Vollenweider found increased DA levels in the basal ganglia after oral psilocybin administration [pdf] (an indirect action through 5-HT receptors)--also found increased levels of cortisol, prolactin and thyroid stimulating hormone [pdf]. Prolactin-dopamine oscillations may engage a learning process resulting in overall decreased impulsive aggression, which may persist for weeks, or months. This indirect DA action contributes to psilocybin's more organic emotional experience, coming on as a result of some prior process, as does for many merely being aware of one's consuming an ancient, worshipped, natural mycological panacea, which has been known to inspire arcane states of righteous reverence. Though this 'natural' essence becomes half-irrelevant when we consider that the LSD experience is no less brilliant, and can be as enchanting and beatific as psilocybin, exerting its effects on much of the same neurophysiology.

Aditionally, 2C receptor activation in GABAergic neurons may stabilize dopaminergic VTA neurons, which could theoretically enhance resilience to social defeat stress [pdf].

The locus coeruleus plays a key role. This is the brain's norepinephrine center known to activate during perception of novelty. More on the LC [pdf].

Nichols - Psychedelic Science [at 29:34]:

"Psychedelics don't change its basic firing rate, but they enhance it's burst firing. So they make it burst fire more intensely and longer for things that normally would not produce novelty."

Hyper/hypo-frontality is a complicated picture. This will have to wait. Preliminarily, ignoring Carhart-Harris' work on the default mode and resting states (since mL is not intended for resting), and focusing on research with more external validity, we find PET studies which reveal marked increases in glucose utilization in the right frontomedial, frontolateral, and in the anterior cingulate (known for modulating the disagreeableness of pain), and notably also in the medial temporal lobes (having to do with declarative memory).

Anxiolytic effects

Vollenweider et. al. on psilocybin and decreased amygdala reactivity [pdf]:

"we found that the psilocybin-induced increase in positive mood state was related to the psilocybin induced decrease in right amygdala reactivity.
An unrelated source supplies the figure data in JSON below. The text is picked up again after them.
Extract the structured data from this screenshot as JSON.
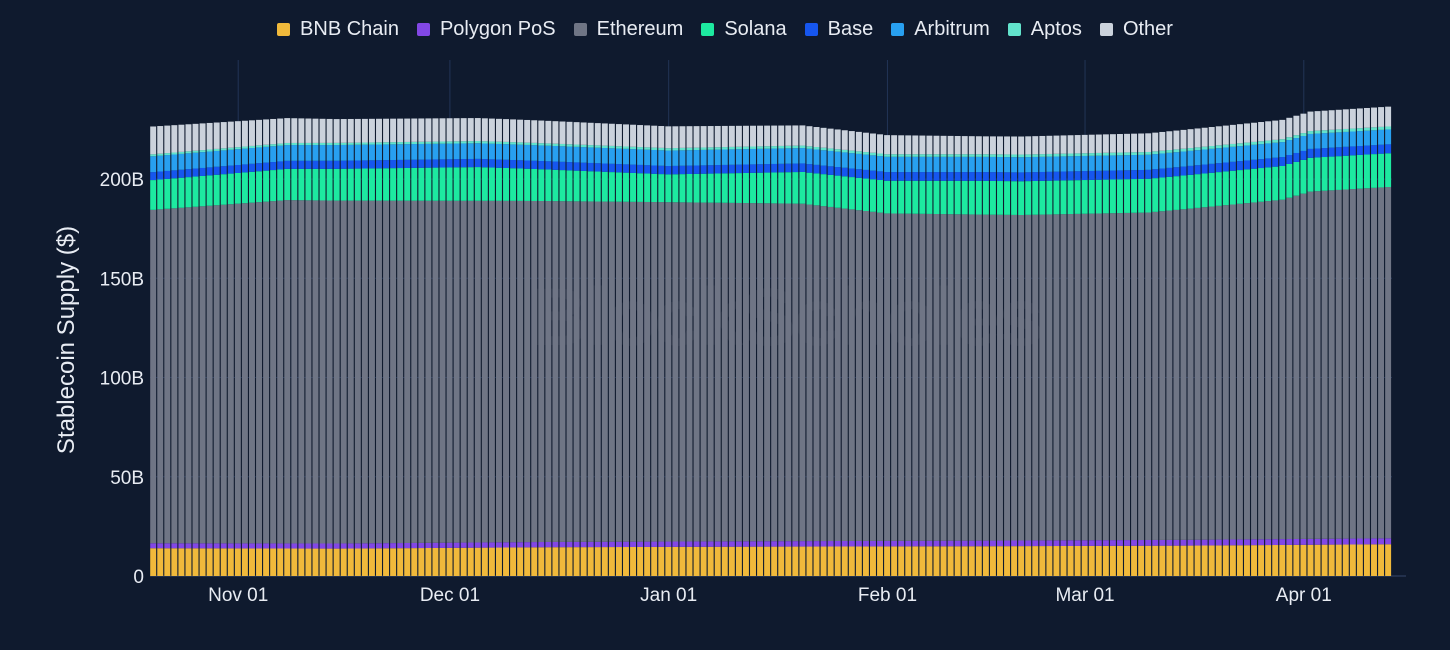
{
  "watermark": "BlockScholes",
  "chart_data": {
    "type": "bar",
    "stacked": true,
    "ylabel": "Stablecoin Supply ($)",
    "ylim": [
      0,
      260
    ],
    "y_unit": "B",
    "yticks": [
      0,
      50,
      100,
      150,
      200
    ],
    "ytick_labels": [
      "0",
      "50B",
      "100B",
      "150B",
      "200B"
    ],
    "grid": true,
    "legend_position": "top",
    "x_range": [
      "2024-10-20",
      "2025-04-13"
    ],
    "xticks": [
      {
        "label": "Nov 01",
        "date": "2024-11-01"
      },
      {
        "label": "Dec 01",
        "date": "2024-12-01"
      },
      {
        "label": "Jan 01",
        "date": "2025-01-01"
      },
      {
        "label": "Feb 01",
        "date": "2025-02-01"
      },
      {
        "label": "Mar 01",
        "date": "2025-03-01"
      },
      {
        "label": "Apr 01",
        "date": "2025-04-01"
      }
    ],
    "series": [
      {
        "name": "BNB Chain",
        "color": "#f0b93b",
        "anchors": [
          [
            "2024-10-20",
            14.0
          ],
          [
            "2024-11-15",
            13.8
          ],
          [
            "2024-12-15",
            14.5
          ],
          [
            "2025-01-15",
            14.8
          ],
          [
            "2025-02-15",
            15.0
          ],
          [
            "2025-03-15",
            15.3
          ],
          [
            "2025-04-13",
            16.0
          ]
        ]
      },
      {
        "name": "Polygon PoS",
        "color": "#8247e5",
        "anchors": [
          [
            "2024-10-20",
            2.5
          ],
          [
            "2025-01-01",
            2.7
          ],
          [
            "2025-04-13",
            3.0
          ]
        ]
      },
      {
        "name": "Ethereum",
        "color": "#6f7585",
        "anchors": [
          [
            "2024-10-20",
            168
          ],
          [
            "2024-11-08",
            173
          ],
          [
            "2024-12-10",
            172
          ],
          [
            "2025-01-01",
            171
          ],
          [
            "2025-01-20",
            170
          ],
          [
            "2025-02-01",
            165
          ],
          [
            "2025-02-20",
            164
          ],
          [
            "2025-03-10",
            165
          ],
          [
            "2025-03-29",
            171
          ],
          [
            "2025-04-02",
            175
          ],
          [
            "2025-04-13",
            177
          ]
        ]
      },
      {
        "name": "Solana",
        "color": "#1de9a0",
        "anchors": [
          [
            "2024-10-20",
            15
          ],
          [
            "2024-11-15",
            16
          ],
          [
            "2024-12-05",
            17
          ],
          [
            "2025-01-01",
            14
          ],
          [
            "2025-01-20",
            16
          ],
          [
            "2025-02-15",
            17
          ],
          [
            "2025-03-15",
            17
          ],
          [
            "2025-04-13",
            17
          ]
        ]
      },
      {
        "name": "Base",
        "color": "#1656ee",
        "anchors": [
          [
            "2024-10-20",
            4.0
          ],
          [
            "2025-01-01",
            4.2
          ],
          [
            "2025-03-01",
            4.5
          ],
          [
            "2025-04-13",
            4.5
          ]
        ]
      },
      {
        "name": "Arbitrum",
        "color": "#28a0f0",
        "anchors": [
          [
            "2024-10-20",
            8.0
          ],
          [
            "2025-01-01",
            7.8
          ],
          [
            "2025-04-13",
            7.5
          ]
        ]
      },
      {
        "name": "Aptos",
        "color": "#62e3cc",
        "anchors": [
          [
            "2024-10-20",
            1.0
          ],
          [
            "2025-04-13",
            1.5
          ]
        ]
      },
      {
        "name": "Other",
        "color": "#cbd2dc",
        "anchors": [
          [
            "2024-10-20",
            14
          ],
          [
            "2024-11-15",
            12
          ],
          [
            "2025-01-01",
            11
          ],
          [
            "2025-02-15",
            9
          ],
          [
            "2025-04-13",
            10
          ]
        ]
      }
    ]
  }
}
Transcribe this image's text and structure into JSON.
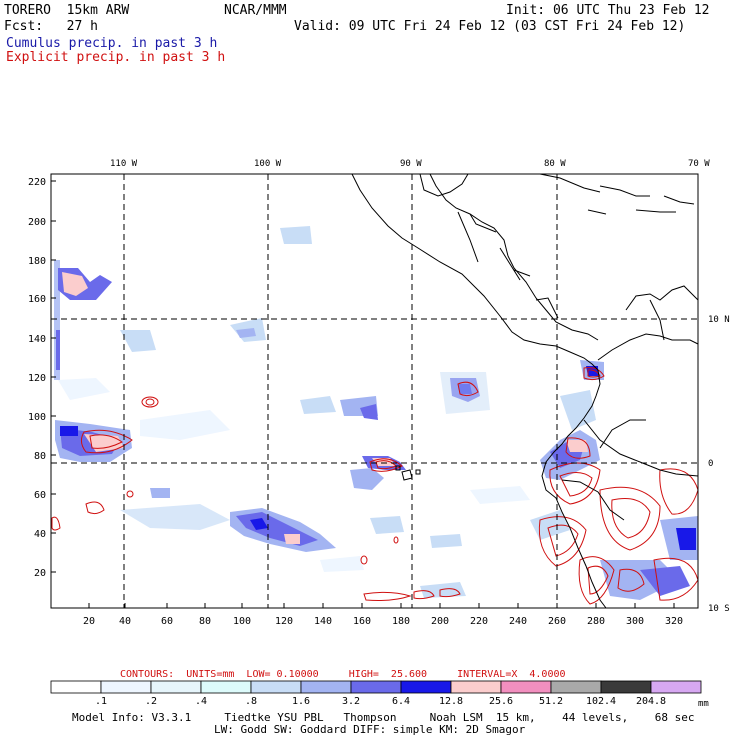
{
  "header": {
    "model": "TORERO  15km ARW",
    "org": "NCAR/MMM",
    "init": "Init: 06 UTC Thu 23 Feb 12",
    "fcst": "Fcst:   27 h",
    "valid": "Valid: 09 UTC Fri 24 Feb 12 (03 CST Fri 24 Feb 12)",
    "line_cumulus": "Cumulus precip. in past 3 h",
    "line_explicit": "Explicit precip. in past 3 h"
  },
  "colors": {
    "cumulus_text": "#1a1aa8",
    "explicit_text": "#d01010",
    "contour": "#d01010",
    "coast": "#000000",
    "grid": "#000000"
  },
  "axes": {
    "top_lon_labels": [
      "110 W",
      "100 W",
      "90 W",
      "80 W",
      "70 W"
    ],
    "right_lat_labels": [
      "10 N",
      "0",
      "10 S"
    ],
    "y_ticks": [
      "220",
      "200",
      "180",
      "160",
      "140",
      "120",
      "100",
      "80",
      "60",
      "40",
      "20"
    ],
    "x_ticks": [
      "20",
      "40",
      "60",
      "80",
      "100",
      "120",
      "140",
      "160",
      "180",
      "200",
      "220",
      "240",
      "260",
      "280",
      "300",
      "320"
    ]
  },
  "contours_line": "CONTOURS:  UNITS=mm  LOW= 0.10000     HIGH=  25.600     INTERVAL=X  4.0000",
  "colorbar": {
    "labels": [
      ".1",
      ".2",
      ".4",
      ".8",
      "1.6",
      "3.2",
      "6.4",
      "12.8",
      "25.6",
      "51.2",
      "102.4",
      "204.8"
    ],
    "unit": "mm",
    "colors": [
      "#ffffff",
      "#eef6ff",
      "#e6f5fb",
      "#ddfbfb",
      "#c8ddf6",
      "#a3b4f2",
      "#6a6aea",
      "#1818e8",
      "#fbcdcd",
      "#f28fbf",
      "#a9a9a9",
      "#3a3a3a",
      "#d7a8f2"
    ]
  },
  "footer": {
    "line1": "Model Info: V3.3.1     Tiedtke YSU PBL   Thompson     Noah LSM  15 km,    44 levels,    68 sec",
    "line2": "LW: Godd SW: Goddard DIFF: simple KM: 2D Smagor"
  }
}
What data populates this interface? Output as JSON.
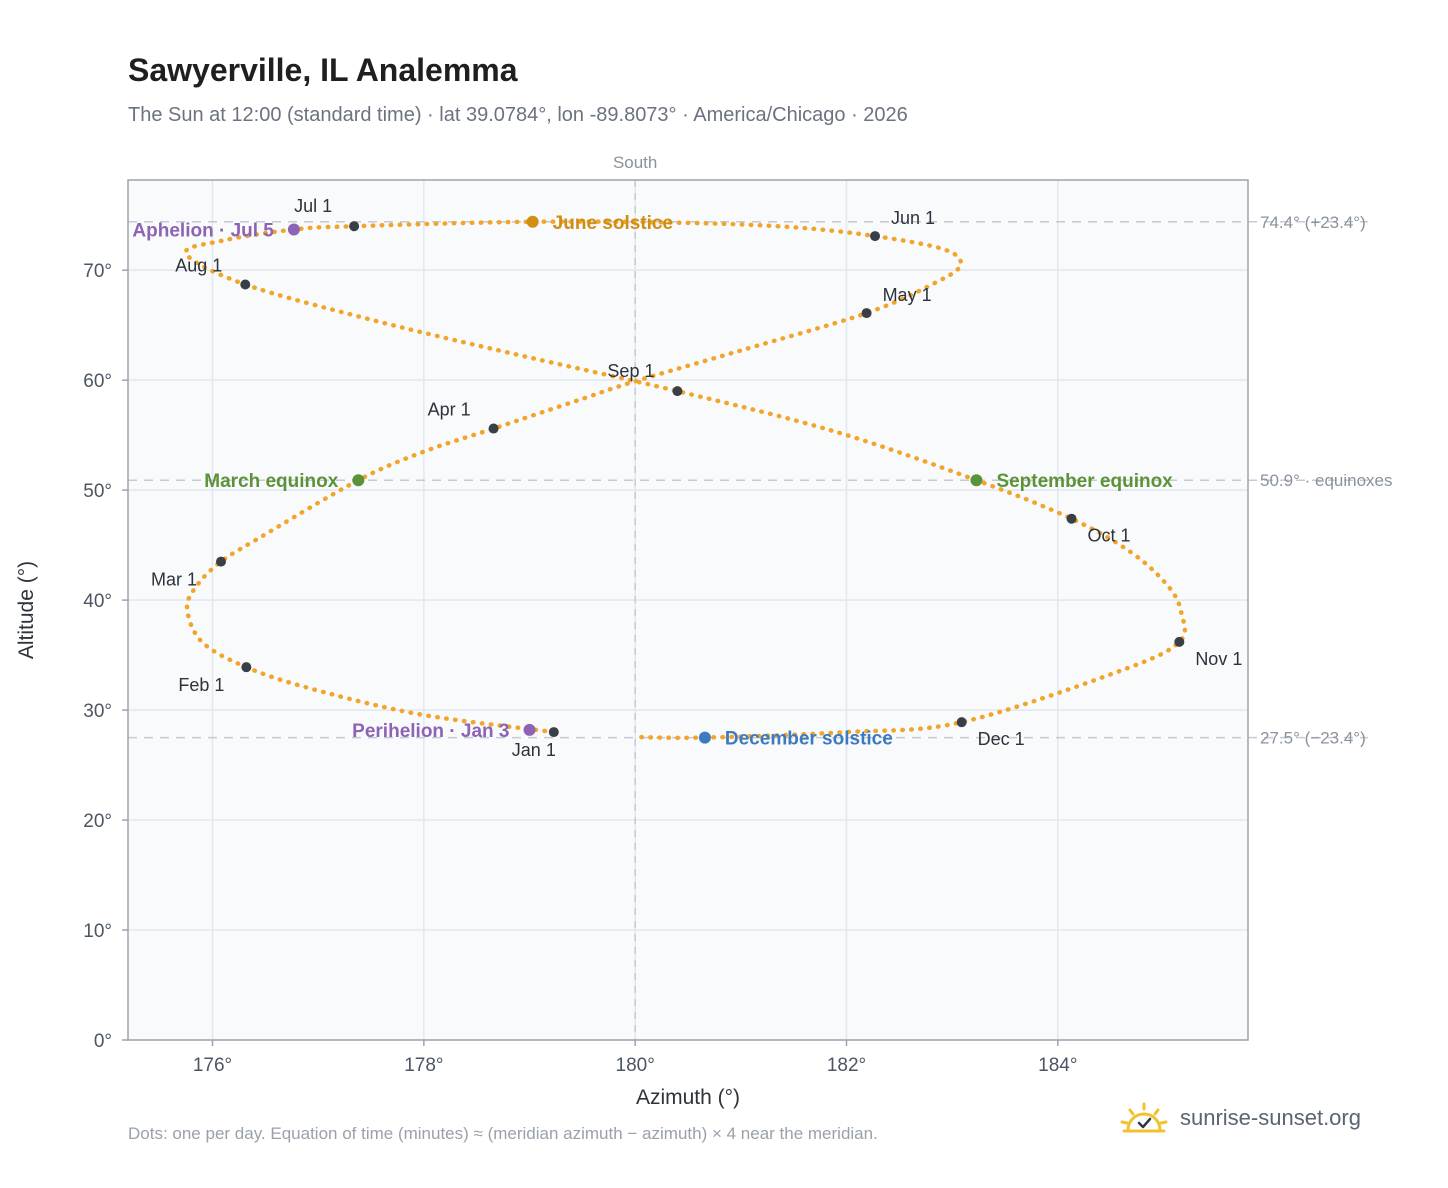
{
  "title": "Sawyerville, IL Analemma",
  "subtitle": "The Sun at 12:00 (standard time) · lat 39.0784°, lon -89.8073° · America/Chicago · 2026",
  "footnote": "Dots: one per day. Equation of time (minutes) ≈ (meridian azimuth − azimuth) × 4 near the meridian.",
  "brand": {
    "text": "sunrise-sunset.org",
    "icon": "sun-check-icon"
  },
  "colors": {
    "path": "#f2a52a",
    "month": "#3a3f46",
    "orbit": "#8f63b3",
    "equinox": "#5c9338",
    "june": "#cf8f14",
    "december": "#3d7ac0",
    "grid": "#e2e8f0",
    "plot_bg": "#f8fafc",
    "ref": "#c4cbd3"
  },
  "chart_data": {
    "type": "scatter",
    "xlabel": "Azimuth (°)",
    "ylabel": "Altitude (°)",
    "xlim": [
      175.2,
      185.8
    ],
    "ylim": [
      0,
      78.2
    ],
    "xticks": [
      176,
      178,
      180,
      182,
      184
    ],
    "xtick_labels": [
      "176°",
      "178°",
      "180°",
      "182°",
      "184°"
    ],
    "yticks": [
      0,
      10,
      20,
      30,
      40,
      50,
      60,
      70
    ],
    "ytick_labels": [
      "0°",
      "10°",
      "20°",
      "30°",
      "40°",
      "50°",
      "60°",
      "70°"
    ],
    "meridian": {
      "x": 180,
      "label": "South"
    },
    "reference_lines": [
      {
        "y": 74.4,
        "label": "74.4° (+23.4°)"
      },
      {
        "y": 50.9,
        "label": "50.9° · equinoxes"
      },
      {
        "y": 27.5,
        "label": "27.5° (−23.4°)"
      }
    ],
    "analemma_path": [
      [
        179.23,
        28.0
      ],
      [
        177.97,
        29.6
      ],
      [
        176.95,
        31.9
      ],
      [
        176.32,
        33.9
      ],
      [
        175.9,
        36.2
      ],
      [
        175.76,
        39.2
      ],
      [
        175.85,
        41.3
      ],
      [
        176.08,
        43.5
      ],
      [
        176.45,
        45.7
      ],
      [
        177.38,
        50.9
      ],
      [
        178.0,
        53.5
      ],
      [
        178.66,
        55.6
      ],
      [
        179.5,
        58.3
      ],
      [
        180.0,
        59.9
      ],
      [
        181.0,
        62.7
      ],
      [
        182.19,
        66.1
      ],
      [
        182.85,
        68.9
      ],
      [
        183.08,
        70.5
      ],
      [
        182.92,
        71.9
      ],
      [
        182.27,
        73.1
      ],
      [
        181.5,
        73.9
      ],
      [
        180.5,
        74.3
      ],
      [
        179.0,
        74.4
      ],
      [
        177.34,
        74.0
      ],
      [
        176.77,
        73.7
      ],
      [
        176.1,
        72.7
      ],
      [
        175.75,
        71.5
      ],
      [
        176.31,
        68.7
      ],
      [
        177.5,
        65.5
      ],
      [
        178.8,
        62.5
      ],
      [
        180.4,
        59.0
      ],
      [
        181.9,
        55.3
      ],
      [
        183.23,
        50.9
      ],
      [
        184.13,
        47.4
      ],
      [
        184.7,
        44.3
      ],
      [
        185.05,
        41.2
      ],
      [
        185.17,
        38.8
      ],
      [
        185.15,
        36.2
      ],
      [
        184.6,
        33.6
      ],
      [
        183.09,
        28.9
      ],
      [
        182.0,
        28.0
      ],
      [
        180.66,
        27.5
      ],
      [
        180.0,
        27.55
      ]
    ],
    "month_markers": [
      {
        "label": "Jan 1",
        "x": 179.23,
        "y": 28.0
      },
      {
        "label": "Feb 1",
        "x": 176.32,
        "y": 33.9
      },
      {
        "label": "Mar 1",
        "x": 176.08,
        "y": 43.5
      },
      {
        "label": "Apr 1",
        "x": 178.66,
        "y": 55.6
      },
      {
        "label": "May 1",
        "x": 182.19,
        "y": 66.1
      },
      {
        "label": "Jun 1",
        "x": 182.27,
        "y": 73.1
      },
      {
        "label": "Jul 1",
        "x": 177.34,
        "y": 74.0
      },
      {
        "label": "Aug 1",
        "x": 176.31,
        "y": 68.7
      },
      {
        "label": "Sep 1",
        "x": 180.4,
        "y": 59.0
      },
      {
        "label": "Oct 1",
        "x": 184.13,
        "y": 47.4
      },
      {
        "label": "Nov 1",
        "x": 185.15,
        "y": 36.2
      },
      {
        "label": "Dec 1",
        "x": 183.09,
        "y": 28.9
      }
    ],
    "events": [
      {
        "label": "Perihelion · Jan 3",
        "x": 179.0,
        "y": 28.2,
        "color": "#8f63b3"
      },
      {
        "label": "Aphelion · Jul 5",
        "x": 176.77,
        "y": 73.7,
        "color": "#8f63b3"
      },
      {
        "label": "March equinox",
        "x": 177.38,
        "y": 50.9,
        "color": "#5c9338"
      },
      {
        "label": "September equinox",
        "x": 183.23,
        "y": 50.9,
        "color": "#5c9338"
      },
      {
        "label": "June solstice",
        "x": 179.03,
        "y": 74.4,
        "color": "#cf8f14"
      },
      {
        "label": "December solstice",
        "x": 180.66,
        "y": 27.5,
        "color": "#3d7ac0"
      }
    ]
  }
}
Given the dependence of psilocybin-induced mood changes on 5-HT2A receptors, these results indicate that 5-HT2A receptor stimulation critically underlies the observed effects of psilocybin on right amygdala reactivity."

Decreased right prefrontal activity has been found in depressed patients experiencing negative emotions. Psychedelic increases in right prefrontal activity may contribute to modulating the right amygdala.

In order to overcome anxieties, one should enter a phobic situation while in a relatively relaxed state. Enhancement of fear extinction has indeed be demonstrated with psilocybin, and may be a result of enhanced associative learning (see Memory).

The Dorsal Raphe Nucleus is known to play a role in fear/anxiety, and in the psychedelic state the Raphe stops firing,

Classical psychedelics' potent anti-inflammatory effects [pdf] are of major therapeutic value. Briefly, consider the role of inflammatory mediators like TNF-α in depression. This path has recently been explored in research [pdf]. Inflammation is also said to play an important role in social rejection, this may also be a factor contributing to anxiolytic effects.